Hızla bana doğru gelip beni kucağına aldı ve bahçeye çıktık.
"Bırak beni Yiğit! Tamam indir yürüyeceğim!"
Kime diyorsam?
"Yiğit yaran acıyacak indir!"
Beni arabaya bindirip kendisi de şoför koltuğuna geçti ve hızla arabayı sürmeye başladı.
Kısa sürede ıssız bir yerde olan deponun önüne geldik.
Nedense bu görüntü beni fazlasıyla ürpertmişti.
"Hadi içeri girelim!"
"Yiğit burası çok korkutucu!"
"Ben yanında olduğum sürece hiçbir şeyden korkma ela gözlüm."

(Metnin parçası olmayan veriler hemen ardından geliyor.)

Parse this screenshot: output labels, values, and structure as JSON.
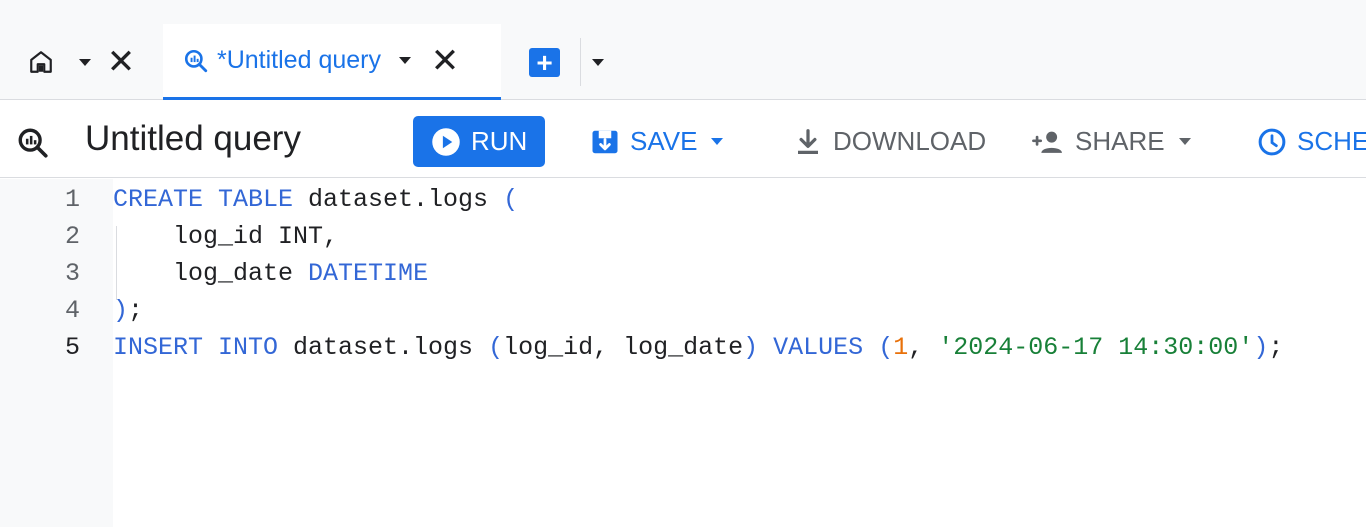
{
  "tabs": [
    {
      "name": "home",
      "close_label": "✕"
    },
    {
      "name": "query",
      "label": "*Untitled query",
      "close_label": "✕",
      "active": true
    }
  ],
  "add_tab_label": "+",
  "toolbar": {
    "title": "Untitled query",
    "run_label": "RUN",
    "save_label": "SAVE",
    "download_label": "DOWNLOAD",
    "share_label": "SHARE",
    "schedule_label": "SCHE"
  },
  "colors": {
    "accent": "#1a73e8",
    "keyword": "#3367d6",
    "number": "#e8710a",
    "string": "#188038"
  },
  "editor": {
    "active_line": 5,
    "lines": [
      {
        "n": "1",
        "tokens": [
          {
            "t": "CREATE TABLE",
            "c": "kw"
          },
          {
            "t": " dataset.logs ",
            "c": ""
          },
          {
            "t": "(",
            "c": "kw"
          }
        ]
      },
      {
        "n": "2",
        "tokens": [
          {
            "t": "    log_id INT,",
            "c": ""
          }
        ]
      },
      {
        "n": "3",
        "tokens": [
          {
            "t": "    log_date ",
            "c": ""
          },
          {
            "t": "DATETIME",
            "c": "kw"
          }
        ]
      },
      {
        "n": "4",
        "tokens": [
          {
            "t": ")",
            "c": "kw"
          },
          {
            "t": ";",
            "c": ""
          }
        ]
      },
      {
        "n": "5",
        "tokens": [
          {
            "t": "INSERT INTO",
            "c": "kw"
          },
          {
            "t": " dataset.logs ",
            "c": ""
          },
          {
            "t": "(",
            "c": "kw"
          },
          {
            "t": "log_id, log_date",
            "c": ""
          },
          {
            "t": ")",
            "c": "kw"
          },
          {
            "t": " ",
            "c": ""
          },
          {
            "t": "VALUES",
            "c": "kw"
          },
          {
            "t": " ",
            "c": ""
          },
          {
            "t": "(",
            "c": "kw"
          },
          {
            "t": "1",
            "c": "num"
          },
          {
            "t": ", ",
            "c": ""
          },
          {
            "t": "'2024-06-17 14:30:00'",
            "c": "str"
          },
          {
            "t": ")",
            "c": "kw"
          },
          {
            "t": ";",
            "c": ""
          }
        ]
      }
    ]
  }
}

Elini bana uzatıp tutmamı sağladı.
Elini tuttuğum an deponun içine girdik.
Bir odaya girdiğimiz de karşımda gördüğüm kişi ile şaşırmadan edememiştim.
Babam olacak hain buradaydı ve tabikii Yiğit'in kalleş adamları...
"İstediğini yapabilirsin Ayla serbest."
"Yiğit çıkar beni burdan lütfen gidelim. Boş ver uğraşma!"
"Yok öyle! Sana yaşattıklarının hesabını verecek!"
Yiğit hızla babam olacak haine doğru bir yumruk attı.
"Nasıl kıydın lan! Hiç mi acımadın?"
"Yine olsa yine yaparım!"
"Şimdi senin o kemiklerini kırmazsam."
Yiğit öldüresiye dövüyordu ve ben hiçbir şey yapamıyordum.
Sonunda kendime gelebildiğimde Yiğit'in kolundan tutup kendime doğru çektim.
"Bunun için deymez. İnan bana deymez yürü gidelim burdan!"
"Hiçbir şey göründüğü gibi değil Yiğit Karahanlı!"
"Sen hâlâ hangi yüzle konuşabiliyorsun lan it!"
"İzin ver de göstereyim."
Yiğit ellerini çözdüğünde cebinden bir resim çıkardı ve Yiğit'e doğru uzattı.
Resimde ne vardı bilmiyorum ama Yiğit bu duruma fazlasıyla sinirlenmişti.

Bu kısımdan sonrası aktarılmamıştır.